Grant or Award spanning more than one fiscal year. (2017-2018 to 2022-2023)

Operator Algebras is the area of mathematics where collections of continuous linear maps (known as operators) between vector spaces are studied. One important subarea of Operator Algebras is a non-commutative probability theory introduced by Voiculescu in the 1980s known as free probability. By studying free independence, which is a notion of independence for random variables that need not commute, several advancements in Operator Algebras were made. Additionally free probability has many applications and relations to other areas, such as combinatorics, representation theory of large groups, mathematical physics, quantum information theory, random matrix theory, and wireless communications.

Recently a generalization of free probability known as bi-free probability was introduced. The notion of bi-free independence extends the notion of free independence to pairs of non-commutative random variables. This extension to two-variable systems allows for a wider variety of behaviours to be observed and modelled. For example, the investigator demonstrated that all possible notions of independence for one-variable systems can be studied via bi-free independence. Thus bi-free probability may be viewed as a universal non-commutative probability theory. Consequently, this greater generality allows for bi-free probability to investigate problems untouched by free probability.
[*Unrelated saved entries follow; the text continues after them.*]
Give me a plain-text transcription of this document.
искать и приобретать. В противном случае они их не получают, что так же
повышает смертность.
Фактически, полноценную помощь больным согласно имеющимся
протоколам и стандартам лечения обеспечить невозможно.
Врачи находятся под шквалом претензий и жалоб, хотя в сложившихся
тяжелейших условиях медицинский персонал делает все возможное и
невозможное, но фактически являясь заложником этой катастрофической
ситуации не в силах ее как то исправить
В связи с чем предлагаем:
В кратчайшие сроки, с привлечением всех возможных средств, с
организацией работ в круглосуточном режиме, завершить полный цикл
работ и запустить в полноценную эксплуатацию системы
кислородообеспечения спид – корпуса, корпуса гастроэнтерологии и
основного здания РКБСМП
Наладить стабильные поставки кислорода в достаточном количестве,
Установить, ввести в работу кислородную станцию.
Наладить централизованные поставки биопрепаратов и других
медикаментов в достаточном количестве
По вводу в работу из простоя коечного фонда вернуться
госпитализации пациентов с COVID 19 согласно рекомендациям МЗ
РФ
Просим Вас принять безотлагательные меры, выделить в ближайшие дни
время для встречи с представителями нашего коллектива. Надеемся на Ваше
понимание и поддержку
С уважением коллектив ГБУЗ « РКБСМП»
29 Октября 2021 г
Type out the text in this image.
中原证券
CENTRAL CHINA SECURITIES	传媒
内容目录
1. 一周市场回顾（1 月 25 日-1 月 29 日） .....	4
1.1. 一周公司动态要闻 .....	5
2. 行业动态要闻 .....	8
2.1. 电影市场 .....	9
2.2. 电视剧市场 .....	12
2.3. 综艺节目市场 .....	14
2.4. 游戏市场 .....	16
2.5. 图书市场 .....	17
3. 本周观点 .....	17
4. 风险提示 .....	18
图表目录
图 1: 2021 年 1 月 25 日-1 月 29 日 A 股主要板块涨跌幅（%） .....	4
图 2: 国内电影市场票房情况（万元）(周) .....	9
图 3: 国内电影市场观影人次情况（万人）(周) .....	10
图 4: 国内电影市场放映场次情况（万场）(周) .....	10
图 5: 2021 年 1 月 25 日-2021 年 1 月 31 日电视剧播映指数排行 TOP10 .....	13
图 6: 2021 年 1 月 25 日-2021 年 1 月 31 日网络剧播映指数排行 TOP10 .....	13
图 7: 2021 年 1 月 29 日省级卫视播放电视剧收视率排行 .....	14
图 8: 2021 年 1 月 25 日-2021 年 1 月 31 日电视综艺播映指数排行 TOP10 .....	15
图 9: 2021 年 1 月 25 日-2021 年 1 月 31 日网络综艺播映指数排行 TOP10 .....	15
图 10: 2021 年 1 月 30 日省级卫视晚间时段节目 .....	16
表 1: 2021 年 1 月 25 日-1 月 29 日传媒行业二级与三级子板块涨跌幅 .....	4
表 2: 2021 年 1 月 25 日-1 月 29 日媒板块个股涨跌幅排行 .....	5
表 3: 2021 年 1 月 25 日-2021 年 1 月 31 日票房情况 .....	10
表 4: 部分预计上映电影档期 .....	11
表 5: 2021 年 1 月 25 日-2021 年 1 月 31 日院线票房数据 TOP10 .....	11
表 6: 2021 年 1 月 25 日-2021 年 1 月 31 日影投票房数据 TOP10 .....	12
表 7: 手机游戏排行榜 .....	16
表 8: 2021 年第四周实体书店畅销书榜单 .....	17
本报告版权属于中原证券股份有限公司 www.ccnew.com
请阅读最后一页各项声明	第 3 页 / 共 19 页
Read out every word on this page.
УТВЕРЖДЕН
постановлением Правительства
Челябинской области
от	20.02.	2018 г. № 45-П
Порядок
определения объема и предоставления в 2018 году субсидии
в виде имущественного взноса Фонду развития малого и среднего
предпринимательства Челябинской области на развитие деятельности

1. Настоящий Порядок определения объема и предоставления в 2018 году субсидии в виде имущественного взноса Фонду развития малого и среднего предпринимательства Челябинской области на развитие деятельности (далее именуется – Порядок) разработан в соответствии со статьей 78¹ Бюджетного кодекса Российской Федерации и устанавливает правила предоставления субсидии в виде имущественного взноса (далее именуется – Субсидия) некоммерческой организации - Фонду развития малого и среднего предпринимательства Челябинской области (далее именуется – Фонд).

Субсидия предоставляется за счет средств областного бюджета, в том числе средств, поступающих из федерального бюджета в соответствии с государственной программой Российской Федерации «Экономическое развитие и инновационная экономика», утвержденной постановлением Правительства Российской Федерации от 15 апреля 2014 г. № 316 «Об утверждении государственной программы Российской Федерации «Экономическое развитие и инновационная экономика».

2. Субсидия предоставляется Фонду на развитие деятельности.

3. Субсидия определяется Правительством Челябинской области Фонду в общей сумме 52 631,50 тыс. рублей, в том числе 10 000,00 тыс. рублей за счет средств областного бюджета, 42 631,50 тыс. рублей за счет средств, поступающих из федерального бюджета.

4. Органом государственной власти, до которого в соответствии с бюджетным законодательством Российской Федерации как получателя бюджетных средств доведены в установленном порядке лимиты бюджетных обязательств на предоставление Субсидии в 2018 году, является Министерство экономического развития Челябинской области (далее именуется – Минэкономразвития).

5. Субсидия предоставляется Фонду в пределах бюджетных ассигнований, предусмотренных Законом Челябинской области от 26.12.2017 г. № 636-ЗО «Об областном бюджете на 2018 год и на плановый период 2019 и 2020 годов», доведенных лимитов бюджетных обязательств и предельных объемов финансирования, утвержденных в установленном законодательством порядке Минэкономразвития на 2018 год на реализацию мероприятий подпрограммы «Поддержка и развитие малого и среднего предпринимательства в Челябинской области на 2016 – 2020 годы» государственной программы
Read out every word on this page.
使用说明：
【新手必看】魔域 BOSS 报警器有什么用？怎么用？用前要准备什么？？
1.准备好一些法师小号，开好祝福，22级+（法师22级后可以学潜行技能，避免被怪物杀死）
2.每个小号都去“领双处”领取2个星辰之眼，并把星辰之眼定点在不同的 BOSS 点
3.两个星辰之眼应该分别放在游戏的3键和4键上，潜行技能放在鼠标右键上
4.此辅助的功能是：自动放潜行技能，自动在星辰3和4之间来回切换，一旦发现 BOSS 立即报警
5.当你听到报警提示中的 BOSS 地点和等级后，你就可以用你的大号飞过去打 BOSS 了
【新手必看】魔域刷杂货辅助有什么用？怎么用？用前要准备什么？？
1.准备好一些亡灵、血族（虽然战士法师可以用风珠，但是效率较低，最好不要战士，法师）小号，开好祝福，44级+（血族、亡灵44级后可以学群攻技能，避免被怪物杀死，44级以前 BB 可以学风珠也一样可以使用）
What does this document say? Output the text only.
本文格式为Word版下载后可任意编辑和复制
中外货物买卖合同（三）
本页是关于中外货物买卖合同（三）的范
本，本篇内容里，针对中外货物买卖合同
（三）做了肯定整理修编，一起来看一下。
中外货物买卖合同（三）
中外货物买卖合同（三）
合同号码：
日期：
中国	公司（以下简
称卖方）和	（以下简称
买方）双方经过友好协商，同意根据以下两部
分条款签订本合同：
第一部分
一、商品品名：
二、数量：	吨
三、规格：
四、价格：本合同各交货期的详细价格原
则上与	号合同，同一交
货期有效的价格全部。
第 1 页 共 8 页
The purpose of this proposal is to continue the investigator’s study of bi-free probability. The main goal of this proposal is to develop a bi-free analogue of entropy, which would quantify how close to being bi-freely independent a collection of operators are. The notion of free entropy has had many important applications and implications in Operator Algebras and a notion of bi-free entropy will extend these results. In addition to the main goal, there are several related topics the investigator will consider. Examples of such topics include a deeper understanding of the distributional properties of pairs of random variables, whether the algebras generated by collections of pairs of operators are isomorphic, where examples of bi-free independent families occur in Operator Algebras, and whether there is an extension of bi-free probability to systems of an arbitrary number of variables.

The main significance of this proposal is that free probability substantially influenced Operator Algebras and other areas of mathematics, and a study of bi-free probability will have the same impact. The main benefit of this project is an extension of free probability theory thereby allowing improved applications. The ultimate outcome will be a deeper understanding of bi-free probability theory, its implications to other mathematical theories, and the applications this theory can provide.